Stiftungsrat steht hinter Schär

Hat sich das Personal denn zu wehren versucht? «Doch», sagt Lara, «etwa 20 Mitarbeitende haben der Stiftung des PZB einen Brief geschrieben und um eine Klärung der angespannten Situation gebeten. Genützt hat es aber wenig. Der Stiftungsrat stellte sich hinter seine Geschäftsleiterin.»

Paul Langenegger, PZB-Stiftungsratspräsident und CVP-Gemeinderat von Baar (Exekutive), bestätigt, relativiert aber zugleich: «Zu Beginn sind einige Mitarbeiter gegangen, das ist richtig, aber seit über eineinhalb Jahren hat sich die Situation beruhigt», so Langenegger. Man habe zwar über die damalige Personalfluktuation diskutiert, aber keinen Handlungsbedarf gesehen. «Wir sind mit Schärs Arbeit zufrieden», ist der Stiftungsratspräsident von den Kompetenzen seiner Geschäftsleiterin überzeugt.
Vordergründig hat der Stiftungsrat auch keinen Grund zu klagen. Die Geschäfte laufen gut und das PZB geniesst einen hervorragenden Ruf.

Gerüchte werden dementiert

Hat sich die Personalsituation wirklich beruhigt? Es gibt Gerüchte in Baar, dass das PZB vor Kurzem zehn aus Rumänien stammende Pflegekräfte, die kaum Deutsch sprechen, eingestellt sowie die Kommunikationsleiterin gekündigt hätte. «Das ist absolut falsch», dementiert Paul Langenegger die Gerüchte. «Natürlich haben wir auch ausländisches Personal, aber dieses ist schon seit längerer Zeit bei uns angestellt. Auch die Kündigung der Kommunikationsleitung ist Quatsch.»

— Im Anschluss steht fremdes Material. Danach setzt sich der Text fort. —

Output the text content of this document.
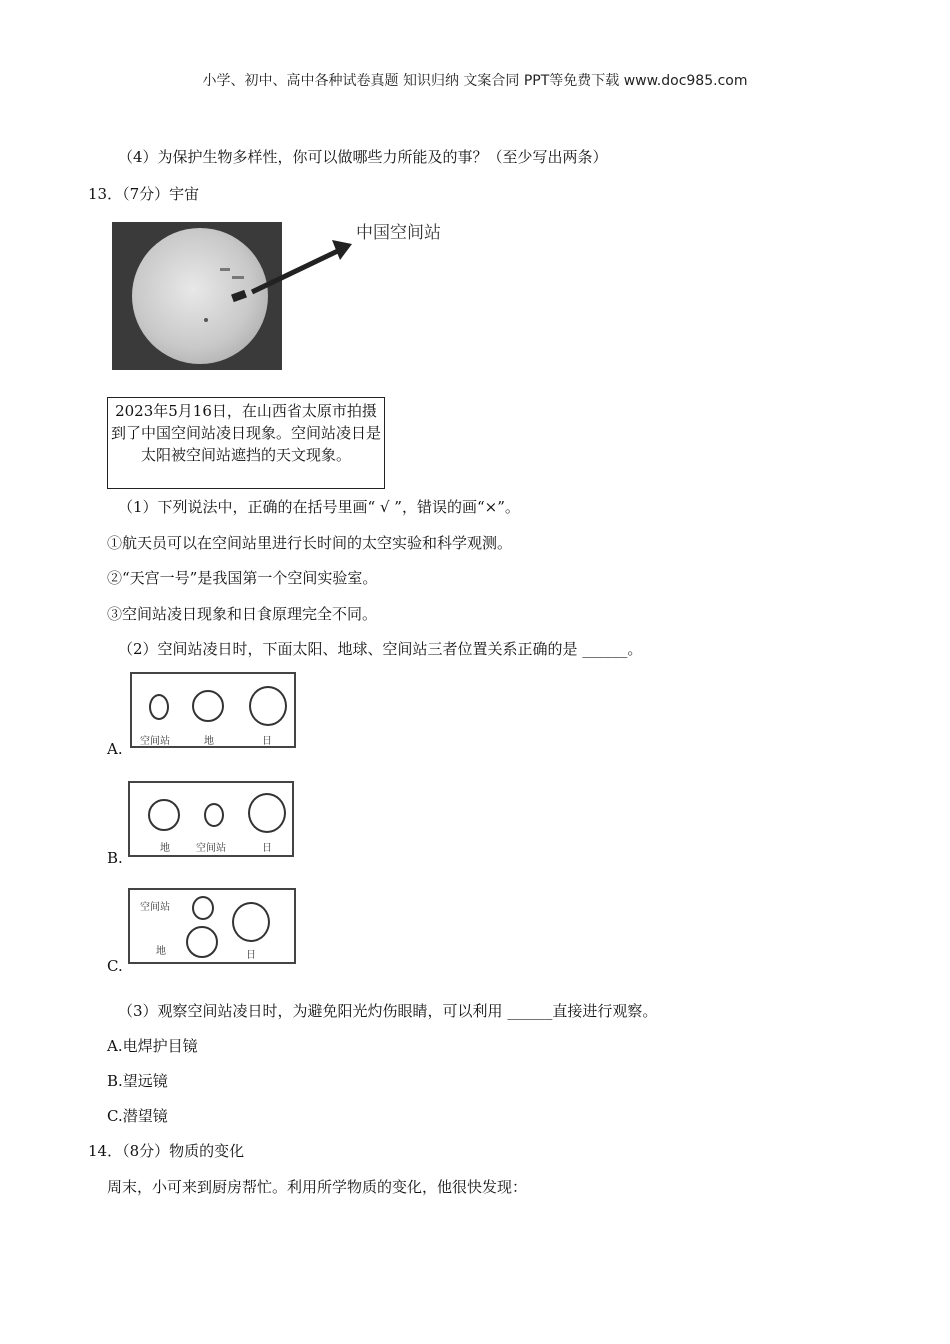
小学、初中、高中各种试卷真题 知识归纳 文案合同 PPT等免费下载 www.doc985.com
（4）为保护生物多样性，你可以做哪些力所能及的事？（至少写出两条）
13．（7分）宇宙
中国空间站
2023年5月16日，在山西省太原市拍摄到了中国空间站凌日现象。空间站凌日是太阳被空间站遮挡的天文现象。
（1）下列说法中，正确的在括号里画“ √ ”，错误的画“×”。
①航天员可以在空间站里进行长时间的太空实验和科学观测。
②“天宫一号”是我国第一个空间实验室。
③空间站凌日现象和日食原理完全不同。
（2）空间站凌日时，下面太阳、地球、空间站三者位置关系正确的是 ______。
空间站	地	日
A.
地	空间站	日
B.
空间站
地	日
C.
（3）观察空间站凌日时，为避免阳光灼伤眼睛，可以利用 ______直接进行观察。
A.电焊护目镜
B.望远镜
C.潜望镜
14．（8分）物质的变化
周末，小可来到厨房帮忙。利用所学物质的变化，他很快发现：
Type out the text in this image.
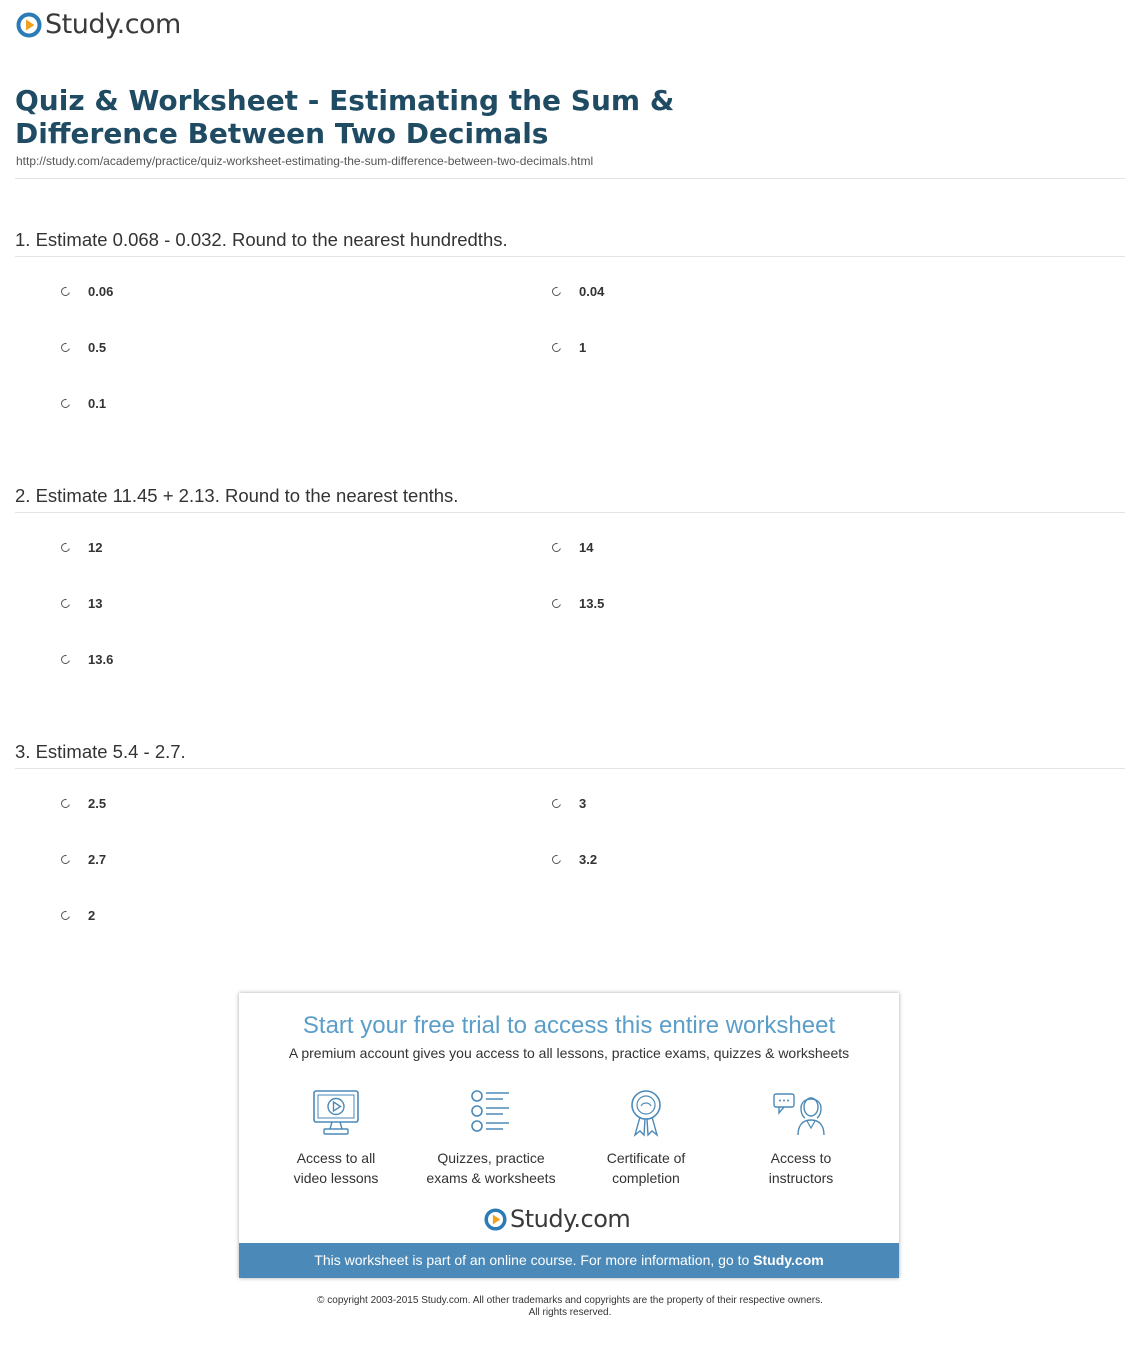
Study.com
Quiz & Worksheet - Estimating the Sum & Difference Between Two Decimals
http://study.com/academy/practice/quiz-worksheet-estimating-the-sum-difference-between-two-decimals.html
1. Estimate 0.068 - 0.032. Round to the nearest hundredths.
0.06	0.04
0.5	1
0.1
2. Estimate 11.45 + 2.13. Round to the nearest tenths.
12	14
13	13.5
13.6
3. Estimate 5.4 - 2.7.
2.5	3
2.7	3.2
2
Start your free trial to access this entire worksheet
A premium account gives you access to all lessons, practice exams, quizzes & worksheets
Access to all
video lessons
Quizzes, practice
exams & worksheets
Certificate of
completion
Access to
instructors
Study.com
This worksheet is part of an online course. For more information, go to Study.com
© copyright 2003-2015 Study.com. All other trademarks and copyrights are the property of their respective owners.
All rights reserved.
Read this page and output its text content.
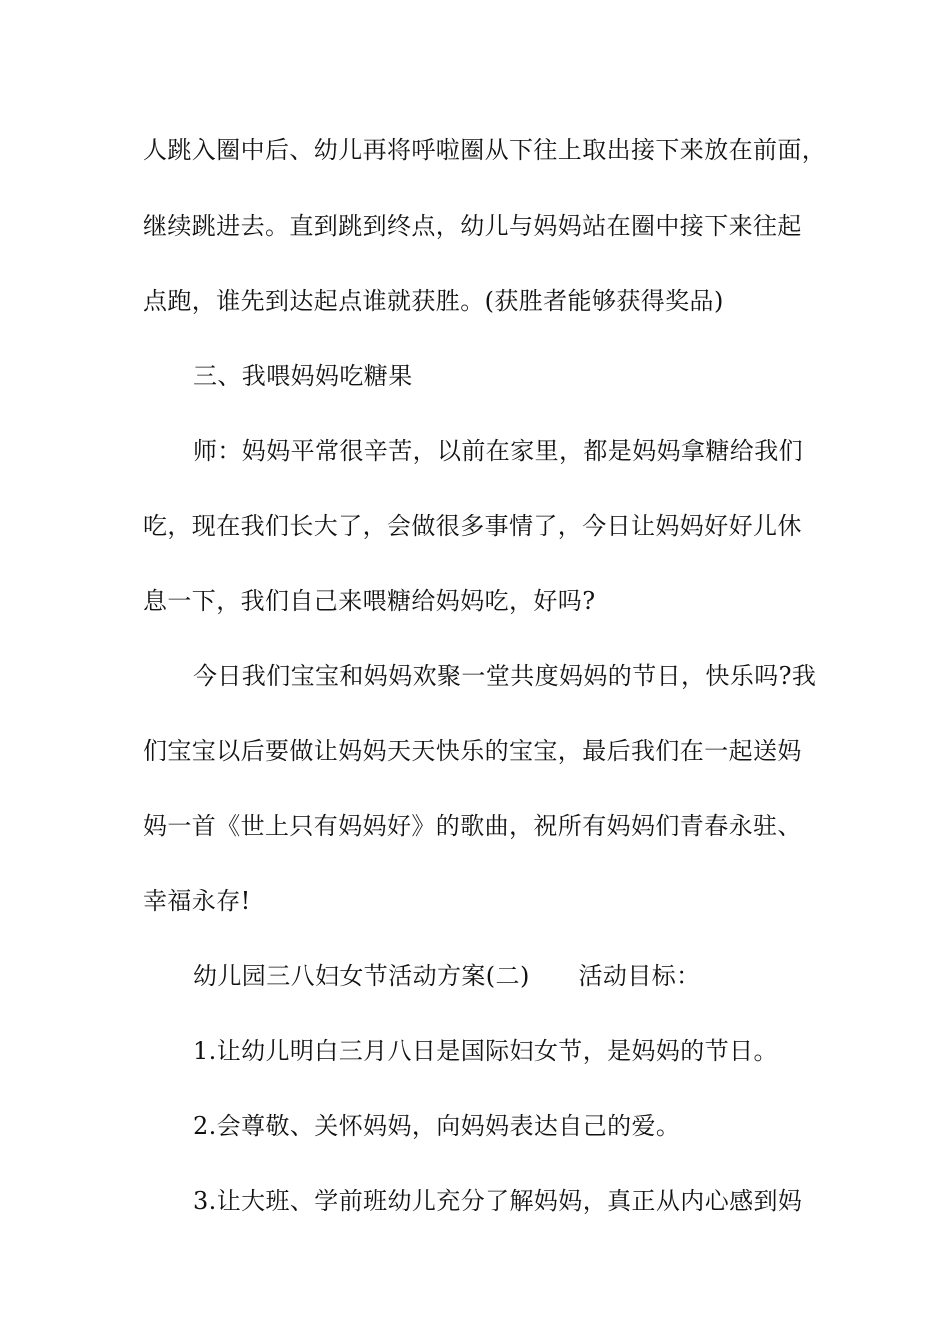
人跳入圈中后、幼儿再将呼啦圈从下往上取出接下来放在前面，
继续跳进去。直到跳到终点，幼儿与妈妈站在圈中接下来往起
点跑，谁先到达起点谁就获胜。(获胜者能够获得奖品)
三、我喂妈妈吃糖果
师：妈妈平常很辛苦，以前在家里，都是妈妈拿糖给我们
吃，现在我们长大了，会做很多事情了，今日让妈妈好好儿休
息一下，我们自己来喂糖给妈妈吃，好吗?
今日我们宝宝和妈妈欢聚一堂共度妈妈的节日，快乐吗?我
们宝宝以后要做让妈妈天天快乐的宝宝，最后我们在一起送妈
妈一首《世上只有妈妈好》的歌曲，祝所有妈妈们青春永驻、
幸福永存!
幼儿园三八妇女节活动方案(二)　　活动目标：
1.让幼儿明白三月八日是国际妇女节，是妈妈的节日。
2.会尊敬、关怀妈妈，向妈妈表达自己的爱。
3.让大班、学前班幼儿充分了解妈妈，真正从内心感到妈
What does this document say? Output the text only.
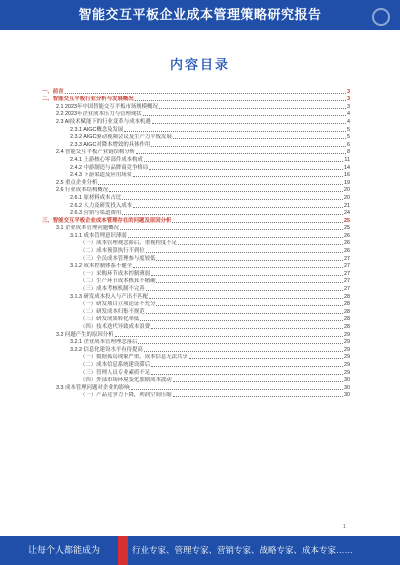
智能交互平板企业成本管理策略研究报告
内容目录
一、前言	3
二、智能交互平板行业分析与发展概况	3
2.1 2023年中国智能交互平板市场规模概况	3
2.2 2023年企业成本压力与管理现状	4
2.3 AI技术赋能下的行业变革与成本机遇	4
2.3.1 AIGC概念及发展	5
2.3.2 AIGC驱动视频会议及生产力平板发展	5
2.3.3 AIGC对降本增效的具体作用	6
2.4 智能交互平板产业链结构分析	8
2.4.1 上游核心零部件成本构成	11
2.4.2 中游制造与品牌商竞争格局	14
2.4.3 下游渠道及应用场景	16
2.5 重点企业分析	19
2.6 行业成本结构概况	20
2.6.1 原材料成本占比	20
2.6.2 人力及研发投入成本	21
2.6.3 营销与渠道费用	24
三、智能交互平板企业成本管理存在的问题及原因分析	25
3.1 企业成本管理问题概况	25
3.1.1 成本管理意识薄弱	26
（一）成本管理观念滞后，重视程度不足	26
（二）成本预算执行不到位	26
（三）全员成本管理参与度较低	27
3.1.2 成本控制体系不健全	27
（一）采购环节成本控制薄弱	27
（二）生产环节成本核算不精确	27
（三）成本考核机制不完善	27
3.1.3 研发成本投入与产出不匹配	28
（一）研发项目立项论证不充分	28
（二）研发成本归集不规范	28
（三）研发成果转化率低	28
（四）技术迭代导致成本浪费	28
3.2 问题产生的原因分析	29
3.2.1 企业成本管理理念落后	29
3.2.2 信息化建设水平有待提高	29
（一）数据孤岛现象严重，成本信息无法共享	29
（二）成本信息系统建设滞后	29
（三）管理人员专业素质不足	29
（四）外部市场环境变化加剧成本波动	30
3.3 成本管理问题对企业的影响	30
（一）产品竞争力下降，利润空间压缩	30
1
让每个人都能成为	行业专家、管理专家、营销专家、战略专家、成本专家……
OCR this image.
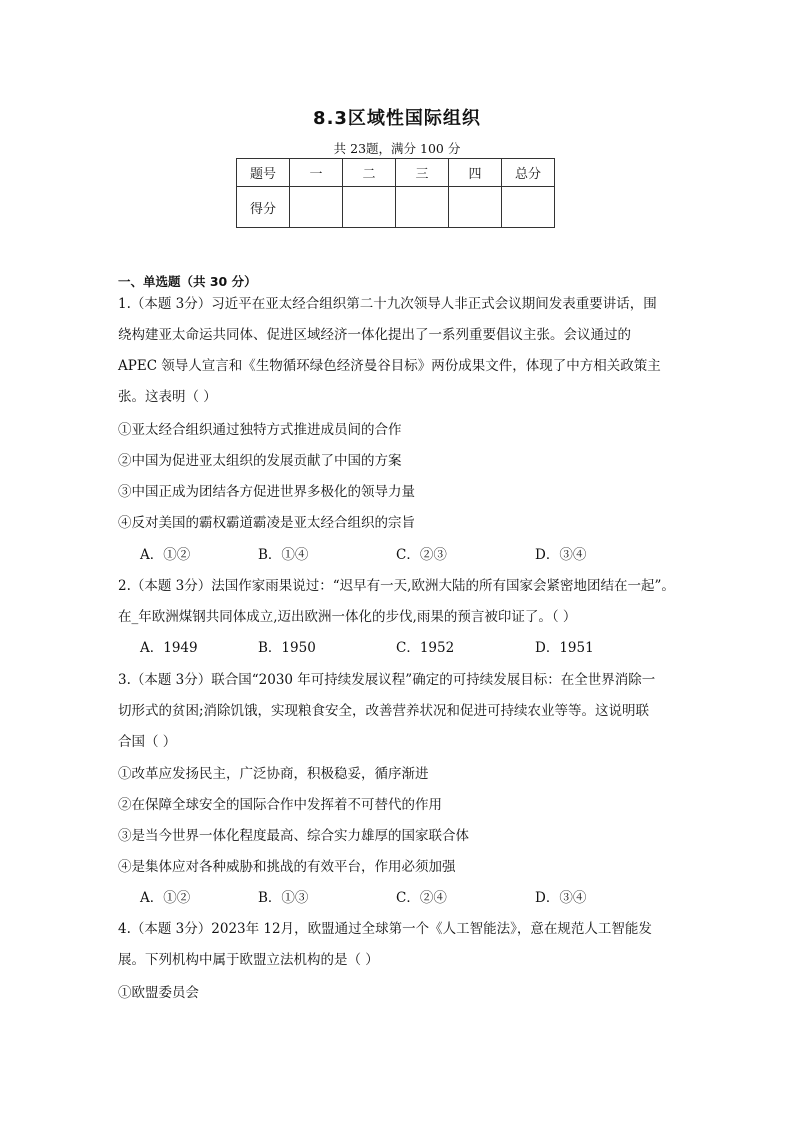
8.3区域性国际组织
共 23题，满分 100 分
题号	一	二	三	四	总分
得分					
一、单选题（共 30 分）
1.（本题 3分）习近平在亚太经合组织第二十九次领导人非正式会议期间发表重要讲话，围
绕构建亚太命运共同体、促进区域经济一体化提出了一系列重要倡议主张。会议通过的
APEC 领导人宣言和《生物循环绿色经济曼谷目标》两份成果文件，体现了中方相关政策主
张。这表明（ ）
①亚太经合组织通过独特方式推进成员间的合作
②中国为促进亚太组织的发展贡献了中国的方案
③中国正成为团结各方促进世界多极化的领导力量
④反对美国的霸权霸道霸凌是亚太经合组织的宗旨
A．①②	B．①④	C．②③	D．③④
2.（本题 3分）法国作家雨果说过：“迟早有一天,欧洲大陆的所有国家会紧密地团结在一起”。
在_年欧洲煤钢共同体成立,迈出欧洲一体化的步伐,雨果的预言被印证了。（ ）
A．1949	B．1950	C．1952	D．1951
3.（本题 3分）联合国“2030 年可持续发展议程”确定的可持续发展目标：在全世界消除一
切形式的贫困;消除饥饿，实现粮食安全，改善营养状况和促进可持续农业等等。这说明联
合国（ ）
①改革应发扬民主，广泛协商，积极稳妥，循序渐进
②在保障全球安全的国际合作中发挥着不可替代的作用
③是当今世界一体化程度最高、综合实力雄厚的国家联合体
④是集体应对各种威胁和挑战的有效平台，作用必须加强
A．①②	B．①③	C．②④	D．③④
4.（本题 3分）2023年 12月，欧盟通过全球第一个《人工智能法》，意在规范人工智能发
展。下列机构中属于欧盟立法机构的是（ ）
①欧盟委员会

Die Geschichte wiederholt sich

Seit Dezember 2010 leitet Stephanie Schär die Geschäfte des Pflegezentrums Baar. Nach der turbulenten Anfangszeit hat sich die Personalfluktuation im PZB seit gut einem Jahr wieder auf einem normalen Niveau eingependelt. Dennoch: ein fader Beigeschmack bleibt – vor allem, wenn man Schärs vorherigen Arbeitsplatz etwas genauer unter die Lupe nimmt. Denn die Geschichte wiederholt sich praktisch eins zu eins.

Von 2007 bis November 2010 leitete Schär die Geschäfte des Alterszentrums Rohrdorferberg-Reusstal in der Gemeinde Fislisbach im Kanton Aargau. Während dreieinhalb Jahren führte sie das 115-Betten-Zentrum mit rund 100 Mitarbeitenden. Erstaunlicherweise kam es auch dort zu einer Kündigungswelle. Der Grund war derselbe wie in Baar: verunsichertes Personal, das nicht mit der «Führungsphilosophie» der Geschäftsleiterin zurecht kam.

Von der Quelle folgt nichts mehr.